Beyond the dissonances intended or otherwise, Beatty’s work distinguished itself on every other front. Cinematographer Vittorio Storaro went wild with saturated color evoking the lurid look of the original comics, bathing streets in radioactive green or ethereal purple making every frame instantly recognizable.
Stephen Sondheim contributed original songs that Madonna then performed, turning the montages of condensed crime almost jarringly poignant.
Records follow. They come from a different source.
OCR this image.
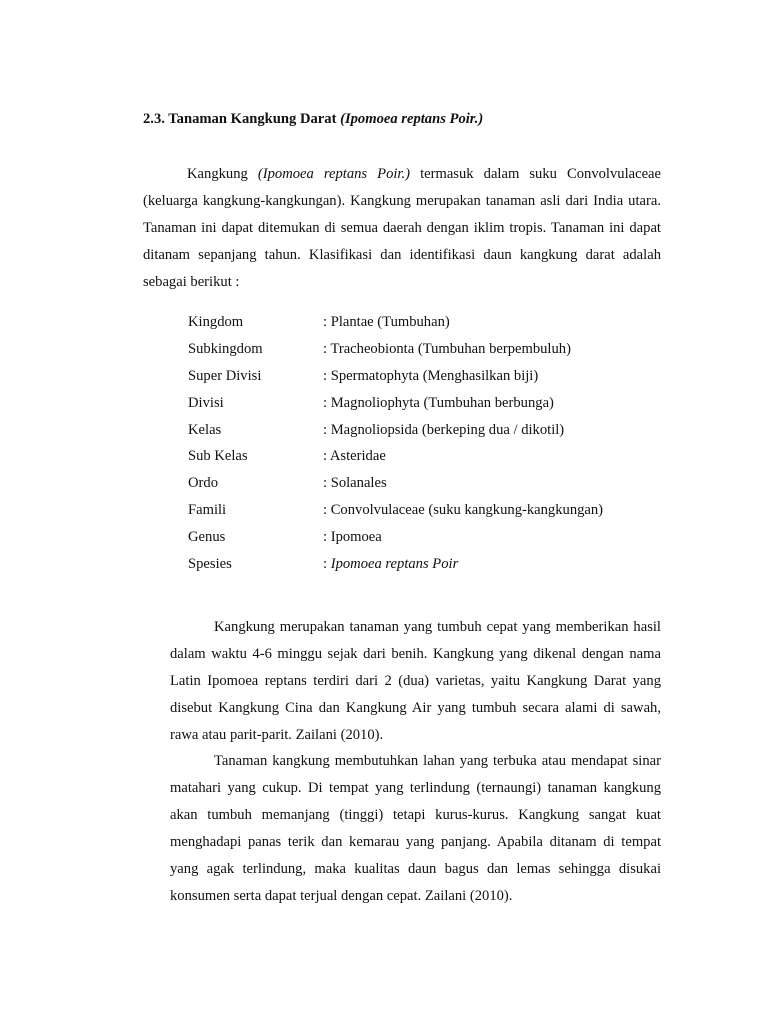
2.3. Tanaman Kangkung Darat (Ipomoea reptans Poir.)

Kangkung (Ipomoea reptans Poir.) termasuk dalam suku Convolvulaceae (keluarga kangkung-kangkungan). Kangkung merupakan tanaman asli dari India utara. Tanaman ini dapat ditemukan di semua daerah dengan iklim tropis. Tanaman ini dapat ditanam sepanjang tahun. Klasifikasi dan identifikasi daun kangkung darat adalah sebagai berikut :

Kingdom	: Plantae (Tumbuhan)
Subkingdom	: Tracheobionta (Tumbuhan berpembuluh)
Super Divisi	: Spermatophyta (Menghasilkan biji)
Divisi	: Magnoliophyta (Tumbuhan berbunga)
Kelas	: Magnoliopsida (berkeping dua / dikotil)
Sub Kelas	: Asteridae
Ordo	: Solanales
Famili	: Convolvulaceae (suku kangkung-kangkungan)
Genus	: Ipomoea
Spesies	: Ipomoea reptans Poir

Kangkung merupakan tanaman yang tumbuh cepat yang memberikan hasil dalam waktu 4-6 minggu sejak dari benih. Kangkung yang dikenal dengan nama Latin Ipomoea reptans terdiri dari 2 (dua) varietas, yaitu Kangkung Darat yang disebut Kangkung Cina dan Kangkung Air yang tumbuh secara alami di sawah, rawa atau parit-parit. Zailani (2010).

Tanaman kangkung membutuhkan lahan yang terbuka atau mendapat sinar matahari yang cukup. Di tempat yang terlindung (ternaungi) tanaman kangkung akan tumbuh memanjang (tinggi) tetapi kurus-kurus. Kangkung sangat kuat menghadapi panas terik dan kemarau yang panjang. Apabila ditanam di tempat yang agak terlindung, maka kualitas daun bagus dan lemas sehingga disukai konsumen serta dapat terjual dengan cepat. Zailani (2010).
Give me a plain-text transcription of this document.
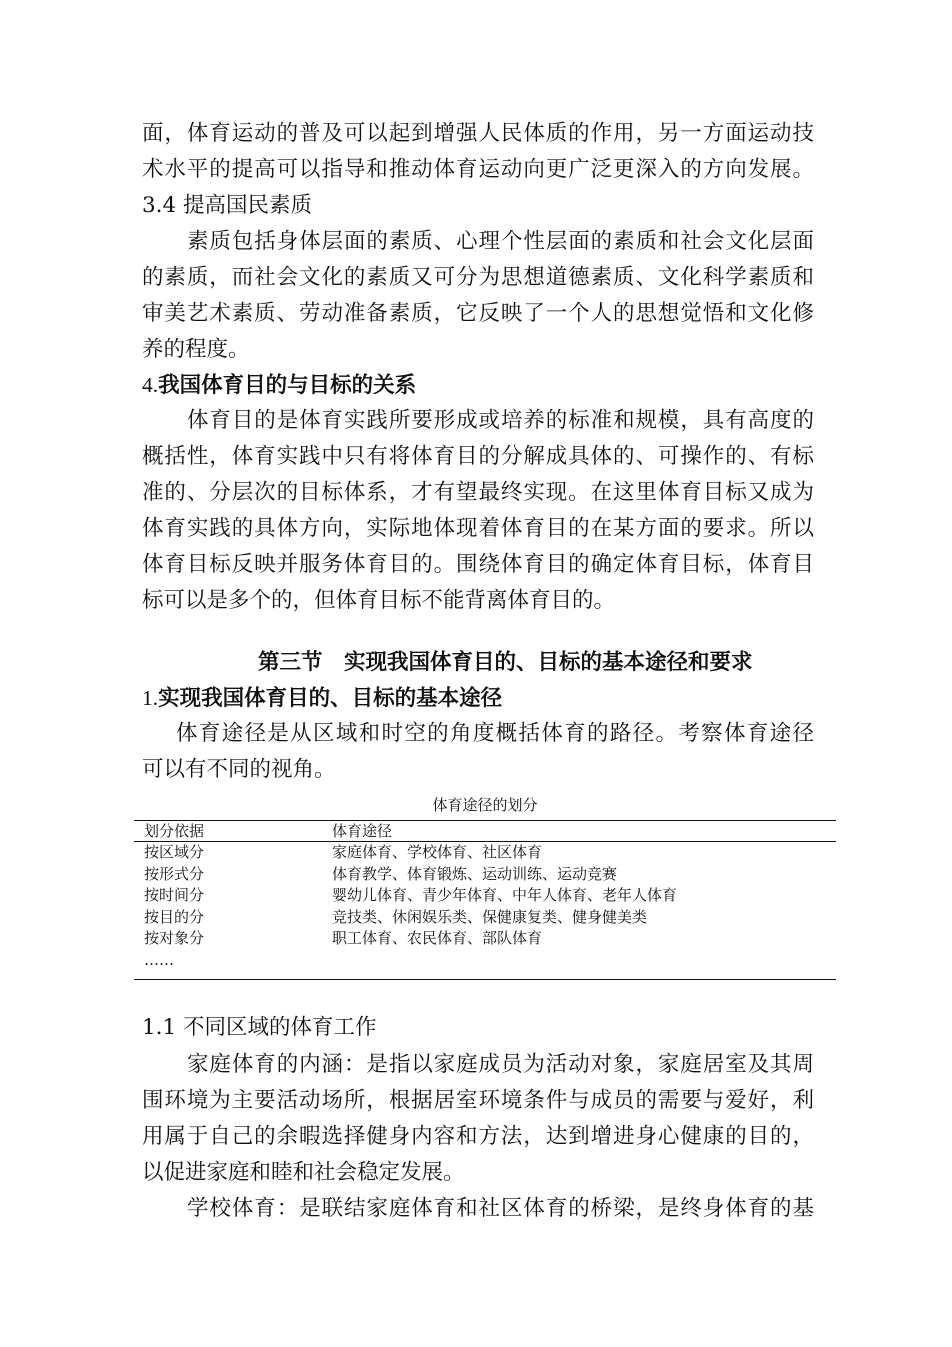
面，体育运动的普及可以起到增强人民体质的作用，另一方面运动技
术水平的提高可以指导和推动体育运动向更广泛更深入的方向发展。
3.4 提高国民素质
素质包括身体层面的素质、心理个性层面的素质和社会文化层面
的素质，而社会文化的素质又可分为思想道德素质、文化科学素质和
审美艺术素质、劳动准备素质，它反映了一个人的思想觉悟和文化修
养的程度。
4.我国体育目的与目标的关系
体育目的是体育实践所要形成或培养的标准和规模，具有高度的
概括性，体育实践中只有将体育目的分解成具体的、可操作的、有标
准的、分层次的目标体系，才有望最终实现。在这里体育目标又成为
体育实践的具体方向，实际地体现着体育目的在某方面的要求。所以
体育目标反映并服务体育目的。围绕体育目的确定体育目标，体育目
标可以是多个的，但体育目标不能背离体育目的。
第三节　实现我国体育目的、目标的基本途径和要求
1.实现我国体育目的、目标的基本途径
体育途径是从区域和时空的角度概括体育的路径。考察体育途径
可以有不同的视角。
体育途径的划分
划分依据	体育途径
按区域分	家庭体育、学校体育、社区体育
按形式分	体育教学、体育锻炼、运动训练、运动竞赛
按时间分	婴幼儿体育、青少年体育、中年人体育、老年人体育
按目的分	竞技类、休闲娱乐类、保健康复类、健身健美类
按对象分	职工体育、农民体育、部队体育
……
1.1 不同区域的体育工作
家庭体育的内涵：是指以家庭成员为活动对象，家庭居室及其周
围环境为主要活动场所，根据居室环境条件与成员的需要与爱好，利
用属于自己的余暇选择健身内容和方法，达到增进身心健康的目的，
以促进家庭和睦和社会稳定发展。
学校体育：是联结家庭体育和社区体育的桥梁，是终身体育的基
And there’s Beatty himself as the unstoppable detective and in the director’s chair, seizing this piece of intellectual property and refashioning it as a confessional about his reluctance to commit to a one-woman lifestyle.
It ends with Dick the ladykiller bitterly conceding to commitment, just as long as he won’t be made to actually say the word ‘marriage.’ It’s an indulgent preoccupation the average viewer would expect to find in Competition at the Cannes Film Festival, not in a mass-market would-be blockbuster.
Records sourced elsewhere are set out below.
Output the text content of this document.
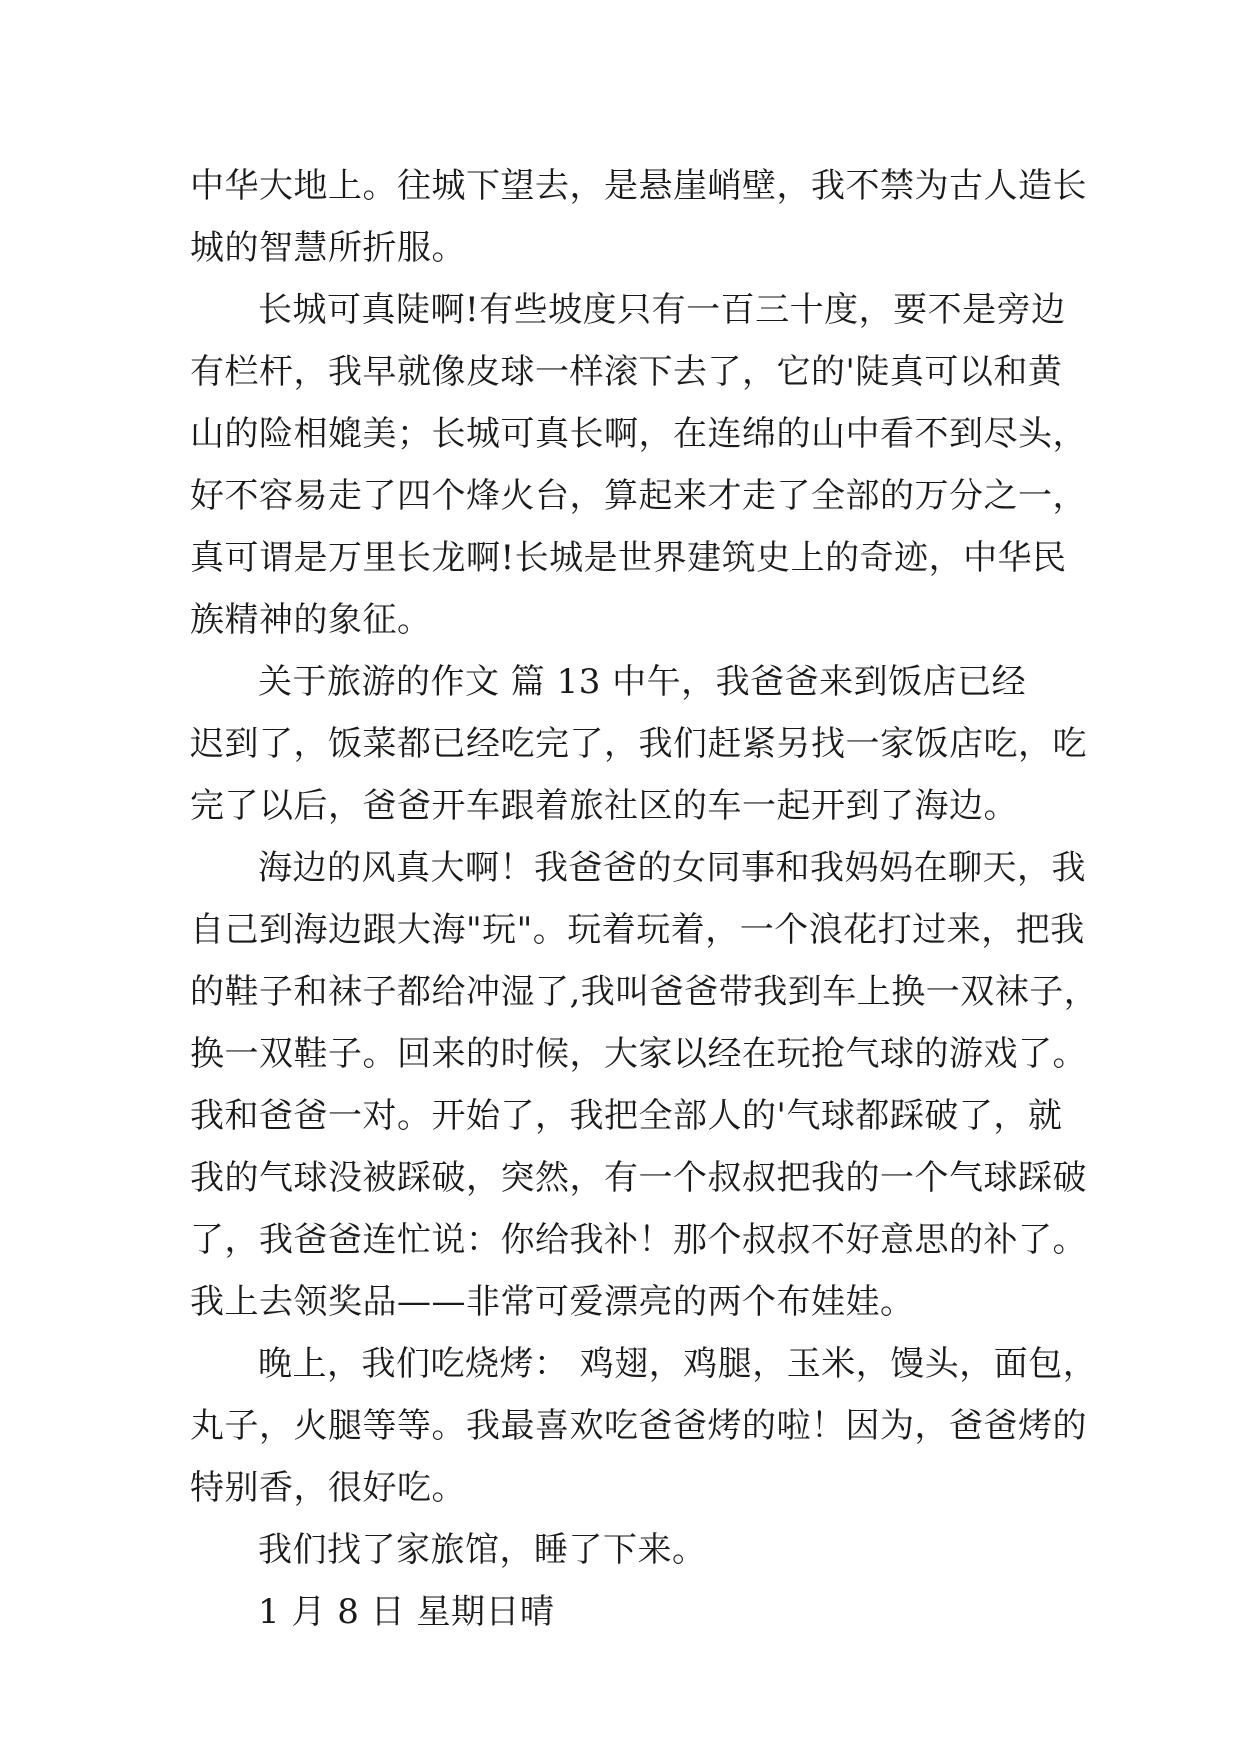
中华大地上。往城下望去，是悬崖峭壁，我不禁为古人造长
城的智慧所折服。
长城可真陡啊!有些坡度只有一百三十度，要不是旁边
有栏杆，我早就像皮球一样滚下去了，它的'陡真可以和黄
山的险相媲美；长城可真长啊，在连绵的山中看不到尽头，
好不容易走了四个烽火台，算起来才走了全部的万分之一，
真可谓是万里长龙啊!长城是世界建筑史上的奇迹，中华民
族精神的象征。
关于旅游的作文 篇 13 中午，我爸爸来到饭店已经
迟到了，饭菜都已经吃完了，我们赶紧另找一家饭店吃，吃
完了以后，爸爸开车跟着旅社区的车一起开到了海边。
海边的风真大啊！我爸爸的女同事和我妈妈在聊天，我
自己到海边跟大海"玩"。玩着玩着，一个浪花打过来，把我
的鞋子和袜子都给冲湿了,我叫爸爸带我到车上换一双袜子，
换一双鞋子。回来的时候，大家以经在玩抢气球的游戏了。
我和爸爸一对。开始了，我把全部人的'气球都踩破了，就
我的气球没被踩破，突然，有一个叔叔把我的一个气球踩破
了，我爸爸连忙说：你给我补！那个叔叔不好意思的补了。
我上去领奖品——非常可爱漂亮的两个布娃娃。
晚上，我们吃烧烤： 鸡翅，鸡腿，玉米，馒头，面包，
丸子，火腿等等。我最喜欢吃爸爸烤的啦！因为，爸爸烤的
特别香，很好吃。
我们找了家旅馆，睡了下来。
1 月 8 日 星期日晴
“Dante fosters a zany permissiveness in which anything goes; logic, reason, rationality and the laws of physics have no purchase here.”
Conversely, Joe Dante didn’t need to do much hoodwinking to make the movie in his head his way. After the fabulous box-office success of Gremlins, Warner Bros approached Dante about getting to work on a sequel right away, but he demurred over doubts that this completed story needed another chapter. The studio then approached a few other writers, all of whom delivered concepts deemed unsatisfactory, which sent the studio crawling back to Dante with a $50 million budget and the much-coveted offer of total creative control. With complete autonomy, he figured he could really do some damage.
His follow-up veered into lunacy with such gleeful vim that Key and Peele premised an entire comedy sketch on imagining how the pitch meeting must have gone. The New Batch does away with the original’s suburban setting, most of the characters, and whatever vague rules of biology to which it may have once adhered. The action moves to midtown Manhattan, into a skyscraper owned by the Donald Trump avatar Daniel Clamp, who employs our returning hero Billy Peltzer (Zach Galligan, transformed into a young adult after six years between installments). One floor houses a genetics lab where Gizmo toddles around and inadvertently spawns mutant offspring with unpredictable characteristics. Bat-Gremlin, Spider-Gremlin, Intelligent-Gremlin, Lady-Gremlin, et al.
All changes play to the newly antic, anarchic sense of humor adopted by the little critters in this installment, a continuation of the Looney Tunes ethic explicitly acknowledged with a fourth-wall-breaking cartoon before the film properly begins. Bugs Bunny and Daffy Duck squabble about who deserves top billing before saying to heck with it and starting the show. Another memorable cameo sees Hulk Hogan appear halfway through the film, after the reel has appeared to burn up, as a theater patron demanding they run the rest of the movie or else suffer a bout of Hulkamania. Dante fosters a zany permissiveness in which anything goes; logic, reason, rationality and the laws of physics have no purchase here.
The two films make for a glorious double feature on this, their joint thirtieth anniversary, as a bipartite fantasy of an industry that could never be. They imagine vivid worlds all their own, but they also imagine a Hollywood where artists have the latitude to chase their more outré whims and answer to fickler muses without compromise to the suits. If we’re lucky, we get one of these in a year – a Jupiter Ascending, a Mad Max: Fury Road, you know the sort. That we ever got two of such exceptional potency, and on a single day, qualifies as nothing short of a miracle.